Mais, si cette augmentation de la production de Renault a progressé de 1,5% par rapport à 2010 sur les voitures et utilitaires légers, en comptant seulement les voitures, la production de Renault française aurait elle, baissé de 6,4% l'an dernier, alors même que celle de Citroën, par a augmenté de 10,4%....
A Flins, on parle de 1.100 emplois perdus, de seulement 150.000 voitures produites par an, au lieu des 400.000 produites par an il y a 6 ou 7 ans.
Car, quelles sont les réelles conséquences de cette ouverture au Maroc sur les produits réalisés en France, les achats, l'investissement en recherche et développement, l'emploi. On nous dit que c’est que du bonus. Mais qui le dit, Carlos Ghosn, une fois les choses faites. Où sont les études, les chiffres. Après, il sera trop tard pour pleurer.
Ce qui est sûr, par contre, ce sont les importants avantages fiscaux pour la société….
Et dire que nous sommes en pleine campagne présidentielle où les slogans du « made in France » et du « patriotisme industriel » fusent de toute part.
Et ce, avec des études qui confirment que depuis 2009, quelques 880 sites industriels auraient été fermés en France depuis 2009 et qu’environ 100.000 emplois industriels auraient été perdus pour seulement 494 sites nouveaux.
Avec le taux de chômage au plus haut, il y a de quoi à se poser de réelles questions quant aux raisons de ce choix et aux vrais bénéficiaires de cette opportunité.
On dirait que pour une fois, une certaine unanimité lie les responsables politiques.
Christian Estrosi, ancien ministre de l’industrie, n’a pas hésité à déclarer que « Renault joue contre la politique du gouvernement et contre l’industrie française ». Il parle même d’une « annonce tout à fait insupportable voire scandaleuse", d’un « comportement amoral", d’un choix « dangereux et insoutenable".

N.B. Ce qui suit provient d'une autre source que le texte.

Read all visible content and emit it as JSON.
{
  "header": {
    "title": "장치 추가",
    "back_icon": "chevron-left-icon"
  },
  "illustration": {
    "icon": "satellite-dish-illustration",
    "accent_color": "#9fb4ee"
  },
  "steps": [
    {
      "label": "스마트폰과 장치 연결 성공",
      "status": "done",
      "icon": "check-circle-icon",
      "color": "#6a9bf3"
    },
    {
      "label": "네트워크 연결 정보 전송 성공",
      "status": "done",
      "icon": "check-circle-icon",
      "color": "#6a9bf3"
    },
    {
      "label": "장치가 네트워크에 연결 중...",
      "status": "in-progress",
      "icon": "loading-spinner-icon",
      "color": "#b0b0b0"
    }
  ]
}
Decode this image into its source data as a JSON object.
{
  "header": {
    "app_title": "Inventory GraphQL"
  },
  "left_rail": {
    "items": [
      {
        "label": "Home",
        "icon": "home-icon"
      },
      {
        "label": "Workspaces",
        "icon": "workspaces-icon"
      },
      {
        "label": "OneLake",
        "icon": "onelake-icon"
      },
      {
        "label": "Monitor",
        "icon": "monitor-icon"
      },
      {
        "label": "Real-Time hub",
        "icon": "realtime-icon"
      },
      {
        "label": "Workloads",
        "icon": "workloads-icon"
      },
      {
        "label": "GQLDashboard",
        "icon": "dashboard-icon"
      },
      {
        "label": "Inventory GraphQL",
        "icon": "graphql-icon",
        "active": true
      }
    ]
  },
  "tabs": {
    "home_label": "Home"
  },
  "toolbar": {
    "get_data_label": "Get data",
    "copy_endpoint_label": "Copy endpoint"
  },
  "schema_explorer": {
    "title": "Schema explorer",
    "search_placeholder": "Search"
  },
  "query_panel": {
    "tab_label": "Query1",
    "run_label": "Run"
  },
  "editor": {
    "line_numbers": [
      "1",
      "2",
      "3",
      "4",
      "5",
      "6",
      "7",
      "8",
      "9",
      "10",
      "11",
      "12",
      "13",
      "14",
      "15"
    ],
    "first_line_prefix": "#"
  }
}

Gérard Larcher en exprimant ses réserves, a exprimé ses souhaits que "Renault travaille avec des sous-traitants français".
Au Front National, on parle de "système absolument fou" et du scandale qui consiste à ce que "Nos territoires se vident avec l'argent prêté par la France et l'Union européenne ».
Dans l’équipe de François Hollande, on rappelle que « Renault avait reçu en 2009 trois milliards d'euros sous forme de prêts avantageux de l'Etat en échange d'engagements sur le maintien de la production en France ».
Nicolas Dupont-Aignan déclare quant à lui qu’«pays qui n’a plus d’industrie, n’a plus de recette fiscale est en danger ».
Quant Dominique de Villepin, il plaide pour une « montée en gamme des produits français ».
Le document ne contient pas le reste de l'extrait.